Is it a toad or a frog? How can you tell
Many people get confused between frogs and toads, so here are a few key differences:
- Toads have dry warty skin and shorter legs than frogs
- Toads crawl and frogs move in short jumps.
- Frogs have a more angular head and shape compared to toads
- Only frogs have a dark patch behind their eye
- Frogs lay their spawn in a clump, whilst toads lay a long string of spawn.
Common Toad or Natterjack Toad?
There are distinctive differences between the two species:
- Adult female toads grow to 13cm, whilst Natterjacks rarely exceed 9cm
- Common toads have striking coppery eyes, whilst Natterjacks have distinctive yellow-green eyes, veined with black.
- Natterjacks often move by rapid walking or running
- Natterjacks have a central yellow stripe running lengthwise down the body with speckled orange/red markings.
- Common toads have of-white underside with darker flecks than the Natterjacks grey speckles.
Where do toads live?
Common toads are found all over Britain, and spend more time on dry land than frogs and may remain in one area all summer. The Natterjack has a very restricted range and is only found at a few coastal dune, saltmarsh and inland heath sites in Britain.
By mid-October, most toads and toadlets have retreated to dry banks, holes used by small mammals, compost heaps, amongst dead wood, under garden buildings and other places offering shelter. They will stay in these sites through the winter, but may take advantage of mild patches of weather to forage.
Where do toads breed?
In the spring, males are usually the first to emerge from their over-wintering sites and make their way to their breeding ponds. Toads have a phenomenal homing instinct and will travel through all sorts of obstacles to reach the breeding site.
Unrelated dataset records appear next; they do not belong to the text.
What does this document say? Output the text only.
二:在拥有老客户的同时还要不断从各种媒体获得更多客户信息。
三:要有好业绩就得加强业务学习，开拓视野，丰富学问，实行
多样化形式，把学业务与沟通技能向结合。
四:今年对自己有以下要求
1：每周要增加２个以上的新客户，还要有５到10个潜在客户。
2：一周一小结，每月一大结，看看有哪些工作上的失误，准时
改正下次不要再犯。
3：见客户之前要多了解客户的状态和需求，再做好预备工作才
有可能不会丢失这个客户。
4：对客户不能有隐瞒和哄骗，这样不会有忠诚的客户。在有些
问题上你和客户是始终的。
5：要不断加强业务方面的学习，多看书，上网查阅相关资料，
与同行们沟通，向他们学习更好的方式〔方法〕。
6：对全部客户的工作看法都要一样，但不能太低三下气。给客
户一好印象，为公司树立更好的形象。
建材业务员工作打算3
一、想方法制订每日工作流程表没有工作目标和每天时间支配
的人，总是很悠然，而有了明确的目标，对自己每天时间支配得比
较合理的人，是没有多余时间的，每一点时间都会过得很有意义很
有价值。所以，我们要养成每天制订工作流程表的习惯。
Some female toads will arrive at the breeding pond carrying a mate, but others arrive alone and are quickly swamped by the waiting males and at times when there is a shortage of females, one female may be swamped by a number of males, creating a ‘toad ball’. This scenario is often fatal to the female toad, who is drowned in the furore.
Toad eggs are encased in jelly and laid over a 24hr period in a string around submerged weeds. A string of up to 7mtrs in length can contain over 4000 eggs.
After 14 days the jelly disintegrates and the tadpoles swim free, and continue to develop in the pond for up to 85 days. They will leave the pond when they no longer have tails, usually after rain.
What do toads eat?
Toads have huge appetites and have always been considered the gardener’s friend. They will pretty much swallow and living animal that they can manage, which includes caterpillars, beetles, slugs, spiders, snails, woodlice, ants, and even larger prey like newts, young frogs and even small mice.
Toads can become very tame and friendly and as such can be offered titbits such as live mealworms. With regular feeding they can even be encouraged to come to you when called!
What predators do toads have?
The toad has a defence mechanism against many predators where it secrets a foul tasting toxin from its skin glands as a white milk when threatened. This substance is highly unpleasant to any predator that trys to mouth a toad, but some predators are not deterred. Hedgehogs, stoats, weasels, rats and corvids such as crows and magpies are on the list of predators. Dogs are frequent killers of toads, but pay the price by discovering that toads don’t taste too good, sadly at the expense of this valuable amphibian.
Threats to British Toads
The main threats to toads in the UK are the loss of breeding ponds and disruption of migration routes. Road building and development have created many obstacles for toads travelling to their breeding sites, as well as the loss of these ponds as a result of house building and other developments.
How to help toads in your garden
If you have a garden you can help toads in the following ways:
Install a wildlife pond with a minimum depth of 2ft and with sloping sides so that breeding toads can get in and out easily.
- Create wood and stone piles near ponds to offer toads refuge.
- Avoid keeping tadpoles in small containers which can kill them – watch them in the pond instead, where they will be much safer and you can enjoy their development.
- Never move toads from one area to another – this can spread disease and the new site may not be ready for the toads – if you provide the right habitats for them, they will come when they are ready!